PRA is consulting on a proposed new supervisory statement that sets out how it expects all Solvency 2 firms to prudently manage cyber underwriting risk. PRA carried out thematic work which highlighted a number of risks the insurance industry faces from underwriting insurance contracts that are exposed to losses resulting from a cyber attack. Its research found many potential risks from what it calls “silent cyber” – that is, implicit cyber exposure within policies that do not explicity exclude cyber risk. It found these silent cyber risks are material and are increasing over time. It says casualty lines are potentially significantly exposed to it and that there is potential for silent losses in marine, aviation, transport and property lines, although underwriters are generally comfortable to provide implicit cyber coverage. Reinsurers are aware of the risks, particularly of aggregation of silent cyber, and are looking to address them. But, overall, most firms do not have clear strategies and have not invested in developing the necessary expertise.

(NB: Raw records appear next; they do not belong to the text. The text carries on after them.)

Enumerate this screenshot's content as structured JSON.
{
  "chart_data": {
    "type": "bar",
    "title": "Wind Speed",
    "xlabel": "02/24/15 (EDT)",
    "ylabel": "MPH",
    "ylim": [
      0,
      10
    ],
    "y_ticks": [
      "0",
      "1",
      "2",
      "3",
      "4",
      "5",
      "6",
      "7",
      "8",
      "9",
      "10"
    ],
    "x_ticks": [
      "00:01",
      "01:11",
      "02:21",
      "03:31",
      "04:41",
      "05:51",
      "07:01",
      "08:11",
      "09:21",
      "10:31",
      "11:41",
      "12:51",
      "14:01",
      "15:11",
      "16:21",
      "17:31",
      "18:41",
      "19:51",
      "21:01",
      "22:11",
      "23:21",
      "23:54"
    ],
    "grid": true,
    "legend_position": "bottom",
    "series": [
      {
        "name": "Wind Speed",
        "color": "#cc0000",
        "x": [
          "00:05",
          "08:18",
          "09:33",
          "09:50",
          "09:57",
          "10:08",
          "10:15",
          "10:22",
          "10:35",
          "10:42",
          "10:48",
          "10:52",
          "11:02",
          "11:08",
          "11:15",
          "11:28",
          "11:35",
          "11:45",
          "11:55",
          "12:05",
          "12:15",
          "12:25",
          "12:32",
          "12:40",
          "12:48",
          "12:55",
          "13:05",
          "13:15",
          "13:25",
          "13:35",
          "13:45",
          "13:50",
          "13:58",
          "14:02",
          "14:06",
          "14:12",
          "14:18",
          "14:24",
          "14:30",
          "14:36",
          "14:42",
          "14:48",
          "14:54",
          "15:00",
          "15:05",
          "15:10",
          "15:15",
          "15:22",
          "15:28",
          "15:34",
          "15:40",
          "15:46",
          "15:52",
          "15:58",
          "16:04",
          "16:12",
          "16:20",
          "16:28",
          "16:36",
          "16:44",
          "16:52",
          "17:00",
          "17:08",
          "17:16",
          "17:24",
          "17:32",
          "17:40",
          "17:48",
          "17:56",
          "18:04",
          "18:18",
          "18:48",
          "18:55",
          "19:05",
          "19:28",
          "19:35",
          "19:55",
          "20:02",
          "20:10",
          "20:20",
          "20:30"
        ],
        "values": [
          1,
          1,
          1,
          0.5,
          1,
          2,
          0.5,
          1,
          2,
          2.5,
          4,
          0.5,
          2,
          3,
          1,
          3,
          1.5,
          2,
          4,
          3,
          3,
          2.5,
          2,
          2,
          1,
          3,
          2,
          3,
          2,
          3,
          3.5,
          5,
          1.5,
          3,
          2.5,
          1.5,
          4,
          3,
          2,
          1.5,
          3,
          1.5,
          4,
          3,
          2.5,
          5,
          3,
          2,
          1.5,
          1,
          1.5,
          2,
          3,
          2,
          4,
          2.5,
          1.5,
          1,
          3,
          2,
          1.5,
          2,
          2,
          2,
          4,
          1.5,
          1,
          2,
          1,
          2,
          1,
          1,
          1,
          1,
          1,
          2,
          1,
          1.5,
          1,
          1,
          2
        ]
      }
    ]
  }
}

PRA also noted firms do not understand well enough the aggregation and tail potential of affirmative cyber cover. Although models are under development to help manage risks, PRA believes it needs to clarify to firms what it expects of them. Its draft statement explains:
- how it expects firms to assess and manage their products giving consideration to silent cyber risk exposures. It suggests measures firms might take to reduce unintended exposure, including exclusions, cover limits and premium adjustment;
- its expectations that firms should have clear strategies on managing the risk associated with both any relevant underwriting of affirmative cyber insurance and with silent cyber risk. It suggests what should be included in MI for the Board to help the board assess the firm’s position; and
- the cyber expertise it expects firms to have, with responsibility and accountability for this sitting within the firm, regardless of the external expertise it may call on.
The consultation closes on 14 February 2017.